Customer demand is customer demand.
Not too long ago, Fiat Chrysler Automobiles was one of the last holdouts in a world rife with automakers betting their respective futures on electric powertrains. The late former CEO Sergio Marchionne once remarked that no one should buy the Fiat 500e because the automaker lost as much as $20,000 on each unit sold, and compared to Ford and GM with their massive, multi-billion-dollar commitments to electric propulsion, FCA had precious little to say about the tech.
But times have changed, and FCA is now prepared to introduce a slew of hybrid and pure-electric models over the coming years, although the change won't affect each of the automaker's brands evenly. Perhaps the most notable exception is Ram, which just pulled the wraps off a new gas-chugging off-road pickup with a 702-horsepower supercharged V8 under the hood: the Ram 1500 TRX.
That may seem like a technical dinosaur in a world screaming for electric alternatives, but the truth, according to Ram Brand Manager Carl Lally, is that customer demand is more on the side of the TRX than an electric Ram pickup.
"We're not afraid to explore other powertrains, we're certainly going to keep our ear to the ground and stay aware of what customers are looking for," Lally told Muscle Cars & Trucks recently. "And if at some point in time that changes to something different then we'll be sure to follow suit accordingly. But it's fundamental to us that it's not about chasing the [EV] trend, but about chasing what the customer really wants and providing it to them."
Customer wants shift over time, of course - something that Lally openly admits. "But today it's a supercharged 6.2L V8 that has them most excited."
Of course, shoving FCA's supercharged SRT Hellcat V8 into a pickup truck seemed like an inevitability, given that the motor has already found its way into not one, but two crossover utility vehicle models. But just as important, the engine delivers something that the current Ford F-150 Raptor simply won't: eight cylinders.
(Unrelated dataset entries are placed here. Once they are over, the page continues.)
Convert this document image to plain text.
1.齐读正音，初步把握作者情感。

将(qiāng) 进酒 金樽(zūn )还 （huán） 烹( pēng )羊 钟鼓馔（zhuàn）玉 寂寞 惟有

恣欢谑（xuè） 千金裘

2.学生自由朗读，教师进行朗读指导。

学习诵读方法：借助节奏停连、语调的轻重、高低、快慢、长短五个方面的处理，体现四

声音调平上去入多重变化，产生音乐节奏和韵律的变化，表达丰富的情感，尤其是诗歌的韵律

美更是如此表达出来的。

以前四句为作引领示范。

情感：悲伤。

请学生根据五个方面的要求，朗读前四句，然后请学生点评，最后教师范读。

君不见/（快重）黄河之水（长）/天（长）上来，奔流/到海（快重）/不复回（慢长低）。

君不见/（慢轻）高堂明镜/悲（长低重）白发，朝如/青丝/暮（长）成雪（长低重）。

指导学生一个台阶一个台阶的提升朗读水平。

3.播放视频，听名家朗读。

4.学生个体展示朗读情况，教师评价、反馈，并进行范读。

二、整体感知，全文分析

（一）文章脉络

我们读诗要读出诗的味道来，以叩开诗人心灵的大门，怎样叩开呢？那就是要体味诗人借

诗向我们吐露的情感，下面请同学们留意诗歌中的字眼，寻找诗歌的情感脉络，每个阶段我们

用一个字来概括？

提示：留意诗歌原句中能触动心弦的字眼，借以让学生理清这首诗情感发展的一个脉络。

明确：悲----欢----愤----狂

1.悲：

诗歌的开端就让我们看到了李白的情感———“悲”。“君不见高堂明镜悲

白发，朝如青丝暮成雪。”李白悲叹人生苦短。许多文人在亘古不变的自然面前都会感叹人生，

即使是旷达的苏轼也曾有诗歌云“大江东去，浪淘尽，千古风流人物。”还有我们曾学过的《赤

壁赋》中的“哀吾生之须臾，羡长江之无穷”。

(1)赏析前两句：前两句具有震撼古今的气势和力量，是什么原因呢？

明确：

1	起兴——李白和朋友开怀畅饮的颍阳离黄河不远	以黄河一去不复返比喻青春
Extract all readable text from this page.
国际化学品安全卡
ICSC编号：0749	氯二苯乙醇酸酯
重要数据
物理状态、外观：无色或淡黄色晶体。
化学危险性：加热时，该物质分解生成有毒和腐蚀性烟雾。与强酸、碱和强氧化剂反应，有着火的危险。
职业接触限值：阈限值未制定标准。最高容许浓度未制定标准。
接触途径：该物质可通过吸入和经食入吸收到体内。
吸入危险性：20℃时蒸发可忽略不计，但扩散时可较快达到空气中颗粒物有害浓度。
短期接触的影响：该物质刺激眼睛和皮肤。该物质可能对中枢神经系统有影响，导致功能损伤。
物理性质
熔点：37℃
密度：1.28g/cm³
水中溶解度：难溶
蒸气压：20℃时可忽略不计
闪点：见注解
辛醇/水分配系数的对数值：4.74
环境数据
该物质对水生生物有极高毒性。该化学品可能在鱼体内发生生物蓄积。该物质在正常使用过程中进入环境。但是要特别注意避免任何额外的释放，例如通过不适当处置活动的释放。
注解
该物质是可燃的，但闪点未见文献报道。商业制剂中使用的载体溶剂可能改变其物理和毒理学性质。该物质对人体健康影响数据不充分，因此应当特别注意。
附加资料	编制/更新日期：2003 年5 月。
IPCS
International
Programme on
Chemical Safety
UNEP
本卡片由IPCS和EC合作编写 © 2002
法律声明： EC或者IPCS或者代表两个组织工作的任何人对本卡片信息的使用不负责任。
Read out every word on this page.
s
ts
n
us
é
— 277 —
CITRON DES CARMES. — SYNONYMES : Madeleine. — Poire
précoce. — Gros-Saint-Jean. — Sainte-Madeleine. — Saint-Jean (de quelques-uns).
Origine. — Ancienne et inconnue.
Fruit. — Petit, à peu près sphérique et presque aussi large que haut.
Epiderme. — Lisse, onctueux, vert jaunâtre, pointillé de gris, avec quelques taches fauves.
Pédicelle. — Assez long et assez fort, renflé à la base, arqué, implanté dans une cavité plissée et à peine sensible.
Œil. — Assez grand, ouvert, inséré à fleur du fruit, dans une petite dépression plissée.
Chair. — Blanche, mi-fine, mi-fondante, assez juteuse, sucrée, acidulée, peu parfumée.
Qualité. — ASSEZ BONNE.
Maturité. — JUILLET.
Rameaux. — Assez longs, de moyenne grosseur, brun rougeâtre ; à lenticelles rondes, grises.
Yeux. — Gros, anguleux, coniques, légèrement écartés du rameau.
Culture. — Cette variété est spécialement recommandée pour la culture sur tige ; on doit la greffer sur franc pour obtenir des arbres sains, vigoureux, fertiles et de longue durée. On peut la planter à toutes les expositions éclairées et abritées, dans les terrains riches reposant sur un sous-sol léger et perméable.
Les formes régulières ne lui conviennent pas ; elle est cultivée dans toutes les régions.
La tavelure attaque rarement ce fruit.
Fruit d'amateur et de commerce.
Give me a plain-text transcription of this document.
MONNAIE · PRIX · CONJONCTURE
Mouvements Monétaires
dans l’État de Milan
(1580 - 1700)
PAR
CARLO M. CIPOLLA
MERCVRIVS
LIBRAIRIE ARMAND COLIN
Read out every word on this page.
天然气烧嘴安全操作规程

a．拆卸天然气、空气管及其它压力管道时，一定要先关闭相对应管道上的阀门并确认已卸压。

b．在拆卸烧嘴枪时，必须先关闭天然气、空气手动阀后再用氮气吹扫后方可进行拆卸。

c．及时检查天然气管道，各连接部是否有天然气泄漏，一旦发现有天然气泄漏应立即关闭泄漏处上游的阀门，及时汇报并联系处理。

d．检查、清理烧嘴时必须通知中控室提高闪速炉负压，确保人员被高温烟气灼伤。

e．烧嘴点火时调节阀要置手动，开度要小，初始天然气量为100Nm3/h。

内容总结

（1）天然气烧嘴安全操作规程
Rumor has it that another, less-powerful Ram 1500 TRX could swoop in later - one powered by FCA's naturally aspirated 392-cubic-inch Hemi V8 - to poach still more customers from Ford's twin-turbo V6 Raptor, but that's conjecture at this point. As for the forthcoming pure-electric version of the redesigned Ford F-150? Ram could fire back, but likely only if there's a promising business case for it.